McCain Enstitüsü Program Koordinatörü Berivan Oruçoğlu da, Türkiye’nin tamamen bir “kaos ve korku ülkesi” haline geldiğini, ülkedeki durumun darbe girişiminden sonra daha da kötüleştiğini savundu.
“Hiç kimse birbirine güvenmiyor, herkes birbirinden korkuyor” diyen Oruçoğlu, Erdoğan’a en ufak eleştiri yöneltenlerin casus, terörist ya da darbe planlayıcısı gibi yakıştırmalara maruz kalabildiğine dikkati çekti.

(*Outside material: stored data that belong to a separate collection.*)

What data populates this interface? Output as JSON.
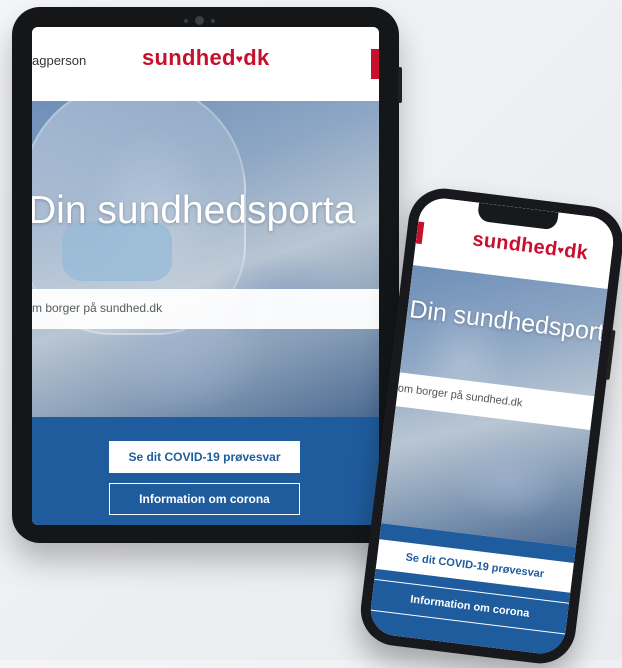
{
  "tablet": {
    "nav_link": "agperson",
    "logo_text": "sundhed",
    "logo_suffix": "dk",
    "hero_title": "Din sundhedsporta",
    "search_placeholder": "m borger på sundhed.dk",
    "primary_button": "Se dit COVID-19 prøvesvar",
    "secondary_button": "Information om corona"
  },
  "phone": {
    "logo_text": "sundhed",
    "logo_suffix": "dk",
    "hero_title": "Din sundhedsporta",
    "search_placeholder": "om borger på sundhed.dk",
    "primary_button": "Se dit COVID-19 prøvesvar",
    "secondary_button": "Information om corona"
  },
  "colors": {
    "brand_red": "#c8102e",
    "brand_blue": "#1f5c9e"
  },
  "icons": {
    "logo_heart": "heart-icon"
  }
}
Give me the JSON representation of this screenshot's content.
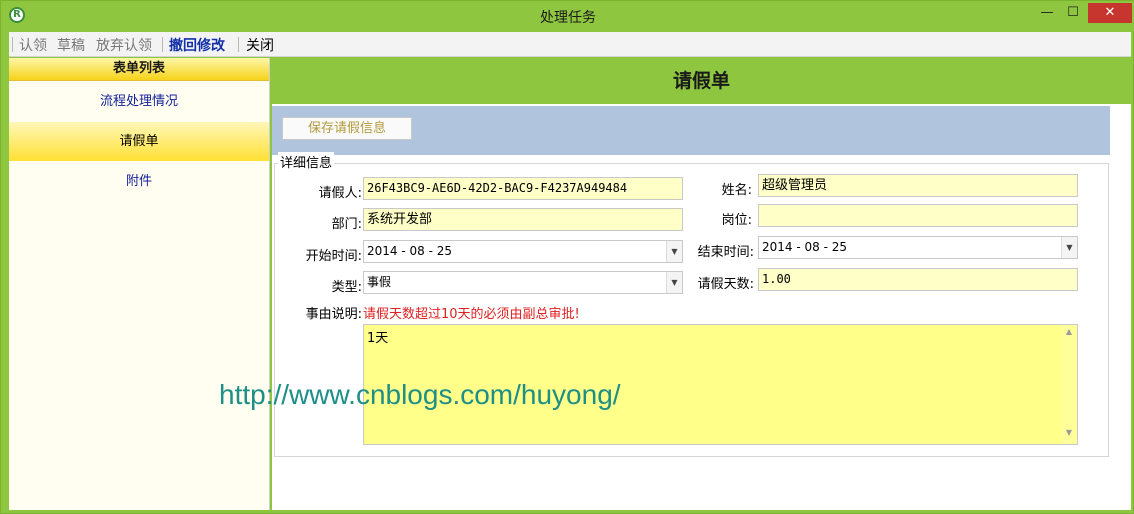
{
  "window": {
    "title": "处理任务",
    "app_icon": "R",
    "min_glyph": "—",
    "max_glyph": "☐",
    "close_glyph": "✕"
  },
  "toolbar": {
    "claim": "认领",
    "draft": "草稿",
    "abandon": "放弃认领",
    "revoke": "撤回修改",
    "close": "关闭"
  },
  "sidebar": {
    "header": "表单列表",
    "items": [
      {
        "label": "流程处理情况"
      },
      {
        "label": "请假单"
      },
      {
        "label": "附件"
      }
    ]
  },
  "form": {
    "title": "请假单",
    "save_label": "保存请假信息",
    "section_title": "详细信息",
    "applicant_label": "请假人:",
    "applicant_value": "26F43BC9-AE6D-42D2-BAC9-F4237A949484",
    "name_label": "姓名:",
    "name_value": "超级管理员",
    "department_label": "部门:",
    "department_value": "系统开发部",
    "position_label": "岗位:",
    "position_value": "",
    "start_label": "开始时间:",
    "start_value": "2014 - 08 - 25",
    "end_label": "结束时间:",
    "end_value": "2014 - 08 - 25",
    "type_label": "类型:",
    "type_value": "事假",
    "days_label": "请假天数:",
    "days_value": "1.00",
    "reason_label": "事由说明:",
    "reason_note": "请假天数超过10天的必须由副总审批!",
    "reason_value": "1天"
  },
  "watermark": "http://www.cnblogs.com/huyong/"
}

Gazetecilerin mesleklerini icra edemez duruma geldiğini, ifade özgürlüğü, hukukun üstünlüğü gibi ilkelerin yitirildiğini, halkın “ya Erdoğan’dan yanasın ya da karşısın” şeklinde tercihe zorlandığını, Erdoğan’ın “istediği her şeyi yapabilecek” mutlak bir güce eriştiğini anlatan Oruçoğlu, kabinenin ya da başbakanın da artık bir önemi kalmadığı görüşünü dile getirdi.
Amerikan karşıtlığının da ülkede prim yaptığına değinen Oruçoğlu, Amerika ve Avrupa’yı da Türkiye’deki insan hakları ihlallerine yeterli tepkiyi göstermediği gerekçesiyle eleştirdi.
İhlalleri görmezden gelmenin kimsenin çıkarına olmayacağını vurgulayan Oruçoğlu, Washington’u “en azından” Türkiye’de hapiste olan, bazıları çifte vatandaş Amerikalılar’ın özgürlüğü için çalışmaya çağırdı. Amerika’nın Adana Konsolosluğu’nda yıllarca tercüman olarak çalışırken PKK üyeliği suçlamasıyla tutuklanan Hamza Uluçay’ı örnek gösteren Oruçoğlu, Amerika için, “Eğer sizin için çalışanlara bile yardım etmiyorsanız o zaman orada ne yapıyorsunuz?” eleştirisini yöneltti.
Oruçoğlu, Gülen hareketinin de bir “hoşgörü hareketi” değil, yasadışı faaliyetler yürüten karanlık bir örgüt olduğunu, Amerika’nın bu örgütün ülkedeki faaliyetlerini daha yakından takip etmesi gerektiğini söyledi. Oruçoğlu, Türk halkını birleştiren tek noktanın Gülen karşıtlığı olduğunu da kaydetti.
Oruçoğlu, Türkiye’nin yavaş da olsa giderek “İslamileştiğini” söyleyerek, özellikle eğitim sistemine getirilen değişikliklerin bu bağlamda endişe verici olduğunu belirtti.